Como elemento curioso, si nos desviamos por el pasillo que encontramos antes de la entrada de las instalaciones de control mental, veremos – antes de morir, tal y como nos avisa el narrador que ocurrirá – un meta museo del propio juego y de su realización, en el cual nos guía una narradora a modo de arquitecta. Muy interesante resulta también uno de los finales, en el cual enloquecemos preguntándonos constantemente si lo que estamos viviendo es real o no y quién es la voz que narra constantemente. Cuando caemos muertos, otra trabajadora de nuestra oficina nos encuentra y se queda reflexionando la suerte que tiene de no estar loca: teniendo en cuenta que la empresa lleva a cabo control mental sobre sus empleados y lo que nos ha llevado a la locura es desobedecer, la paradoja está servida.

Como se ha dicho ya, el juego está repleto de detalles en los que podemos – o no –  detenernos: una fotocopiadora suicida, la posibilidad de encerrar la voz que nos guía en el despacho del jefe, los propios cuadros del despacho del jefe, los mensajes de las pizarras blancas, los mensajes que encontramos en papeles tirados por el suelo – alguno de los cuales son emails críticos de jugadores/as recibidos por los desarrolladores –  y logros como el de haber intentado saltar de manera reiterada en un juego en el que no se puede. Estos detalles generan una atmósfera extremadamente cuidada que podemos disfrutar, pero lo que seguro que sí nos llevaremos es la sensación que esta aventura conversacional nos genera: todo lo que hagamos ya está preescrito porque ya lo han tenido en cuenta los desarrolladores, pues desobedecer es sólo no optar por una de las líneas marcadas y optar por otra; la única manera que tenemos de salir es, como nos repite la propia voz, apagando el juego – y aún así estaremos de nuevo obedeciéndole –.
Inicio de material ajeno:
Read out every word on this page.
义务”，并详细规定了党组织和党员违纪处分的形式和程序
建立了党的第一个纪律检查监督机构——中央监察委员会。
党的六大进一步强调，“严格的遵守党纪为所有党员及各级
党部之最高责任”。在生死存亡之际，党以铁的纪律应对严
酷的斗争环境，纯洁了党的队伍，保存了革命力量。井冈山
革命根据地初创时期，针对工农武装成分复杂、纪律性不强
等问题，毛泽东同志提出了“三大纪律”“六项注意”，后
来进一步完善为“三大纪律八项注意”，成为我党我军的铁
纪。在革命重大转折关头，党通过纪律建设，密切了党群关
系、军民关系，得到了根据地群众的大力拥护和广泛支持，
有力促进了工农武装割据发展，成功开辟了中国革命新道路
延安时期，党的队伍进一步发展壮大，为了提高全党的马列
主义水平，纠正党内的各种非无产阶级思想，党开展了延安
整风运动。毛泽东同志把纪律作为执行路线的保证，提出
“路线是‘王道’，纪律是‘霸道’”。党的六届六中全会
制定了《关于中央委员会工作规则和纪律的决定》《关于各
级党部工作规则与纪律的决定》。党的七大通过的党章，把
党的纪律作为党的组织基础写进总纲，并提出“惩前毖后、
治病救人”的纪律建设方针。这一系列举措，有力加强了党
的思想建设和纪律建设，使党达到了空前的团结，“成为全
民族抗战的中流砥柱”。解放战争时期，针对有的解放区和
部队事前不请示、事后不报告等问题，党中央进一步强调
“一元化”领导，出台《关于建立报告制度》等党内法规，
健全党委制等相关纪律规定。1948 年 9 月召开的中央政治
Una estupenda parábola que nos hace reflexionar sobre nuestras decisiones y nuestras acciones y el alcance que tiene una autoridad y la obediencia ciega en nuestra vida y, sobre todo, en nuestros trabajos. Uno de los grandes temas de la sociología y de la filosofía política hecha videojuego, que nos ayuda a entender y vivir de una forma obvia la disociación entre nuestro yo y una autoridad que exige obediencia.

Irene Martínez

Licenciada en Filosofía, gaditana de vocación y eterna doctoranda. Trabajo desterrada de guardiana de bases de datos en Minas Morgul y por las tardes trato con personajes adorables de videojuegos y cómics. Hago turno doble siendo expendedora de mimos al servicio de mi gata Emma y adorando a Seitán, mi señor.